Monday, June 16, 2008

I have a problem. Every time I go to Home Depot I wind up buying some weird crap for an art project. It's like I think it's Michael's Toys and Hobby shop in there. Most of the ideas don't work. Half the time I don't even end up finishing or doing it at all. So I wind up with cabinets full of copper piping I never made that frame out of, or spray paint I was going to put that cool design on my nightstand with. Tonight I went in for 2 light bulbs and a fuse. Came out with a bag full of plastic signs. "For Rent", "Sorry We're Closed", "Exit", etc. The idea? A collage. I know. Sounds lame...and I'm sure it will be. I don't even know what it means, but I think it's going in my bathroom. I was in a crap mood. What can I say? I guess if tonight freedom looks like 20 signs and some fishing wire, I'm in.

Album note....I was in Florida last week filming part of the live DVD that will accompany the "No Apologies" cd and Jack's new tv show. Here's a pic from the set. I think it's gonna be great. HD is amazing!

Wednesday, June 4, 2008

I'm on a plane right now headed back to Fort Myers. I'm going to be interviewed on the pilot of Jack's new TV show this weekend. I'm excited. It should be fun. I'll tell you more about it as I get a better idea of what it's going to be like. I think the interview and performance will be on the companion DVD to the upcoming "No Apologies" cd.

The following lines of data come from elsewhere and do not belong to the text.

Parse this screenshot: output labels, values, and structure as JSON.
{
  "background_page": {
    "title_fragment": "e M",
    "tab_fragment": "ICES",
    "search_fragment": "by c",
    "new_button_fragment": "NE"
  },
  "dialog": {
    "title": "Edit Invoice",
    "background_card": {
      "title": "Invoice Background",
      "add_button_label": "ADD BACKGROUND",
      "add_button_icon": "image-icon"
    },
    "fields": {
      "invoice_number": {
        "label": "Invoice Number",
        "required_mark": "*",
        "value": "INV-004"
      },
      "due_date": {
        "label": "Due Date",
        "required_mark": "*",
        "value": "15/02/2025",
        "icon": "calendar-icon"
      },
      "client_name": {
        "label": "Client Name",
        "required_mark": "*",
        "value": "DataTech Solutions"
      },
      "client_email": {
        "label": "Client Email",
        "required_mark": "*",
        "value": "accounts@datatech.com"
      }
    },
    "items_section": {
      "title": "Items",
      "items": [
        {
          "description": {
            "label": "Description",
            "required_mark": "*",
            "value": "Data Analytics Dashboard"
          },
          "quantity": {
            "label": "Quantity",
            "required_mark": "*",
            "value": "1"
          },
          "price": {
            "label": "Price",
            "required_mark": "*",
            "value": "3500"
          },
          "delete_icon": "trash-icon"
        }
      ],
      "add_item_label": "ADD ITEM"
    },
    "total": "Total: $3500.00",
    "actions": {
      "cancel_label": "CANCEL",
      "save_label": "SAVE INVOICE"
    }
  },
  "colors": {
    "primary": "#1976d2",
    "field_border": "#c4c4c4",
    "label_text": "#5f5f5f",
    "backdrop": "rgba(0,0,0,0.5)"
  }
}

I knew I had to get up early this morning, so last night I went for a mellow dinner at a local deli in Venice. I miss Venice. I wandered around for a few minutes on the way back to my car. It's changed a lot since I moved there years ago, but it's still an interesting place. I live a mile or so south of Venice now. Amazing how different neighborhoods can be so close to each other. It's quiet and beautiful where I live, but the slice of humanity that haunts it's corners aren't near as interesting to me. I remember walking these streets depressed years ago when I was going through a hard time. "She" left and the rest of my world had come unraveled simultaneously. It was touch and go for awhile, but It eventually turned out to be a huge positive turning point in my life. Sometimes it's easier to let go when you have nothing to lose.

Today, my dreams are alive and in tact. Resurrected from the dead. Yet forever altered somehow. I'm not propelled by the same wants and needs and I have a sense that I'm doing what I was born to do. It feels good......grounded, real, and really good.

This flight is great. All my senses are on high alert. Surrounded by seniors and families all headed to Florida so we can sweat together in the heat and humidity. Kind of makes me feel closer to everyone somehow. The 2 year old in the next row is dressed like he's retired and waiting for his social security check so he can buy a new putter for his golf bag. I can't bring myself to read or listen to music. It's far too fascinating to simply look around and listen.

The guy in front of me just gave one of his kids a chocolate milk chug. Like, yo...milk chug....that's funny to me. Even chocolate milk is now made to be exciting and "edgy". Do we really want to feel cool that bad? So many brands and companies these days. New packaging, more marketing.....same chocolate milk. But maybe this is all to be embraced. These families with 12 screaming babies are all going to need jobs. And in a way, it works. I like the milk chug bottle. I want some. Maybe it'll make my day better. It's easy to be nostalgic about how things were...."simpler back then". But it's always been that way. It was always more simple before. We have billions of more people on this planet now. And was my childhood really that good? I was miserable and terrified most of the time. So for today, I'm gonna wrap my skinny arms around the chaos and enjoy some fancy milk.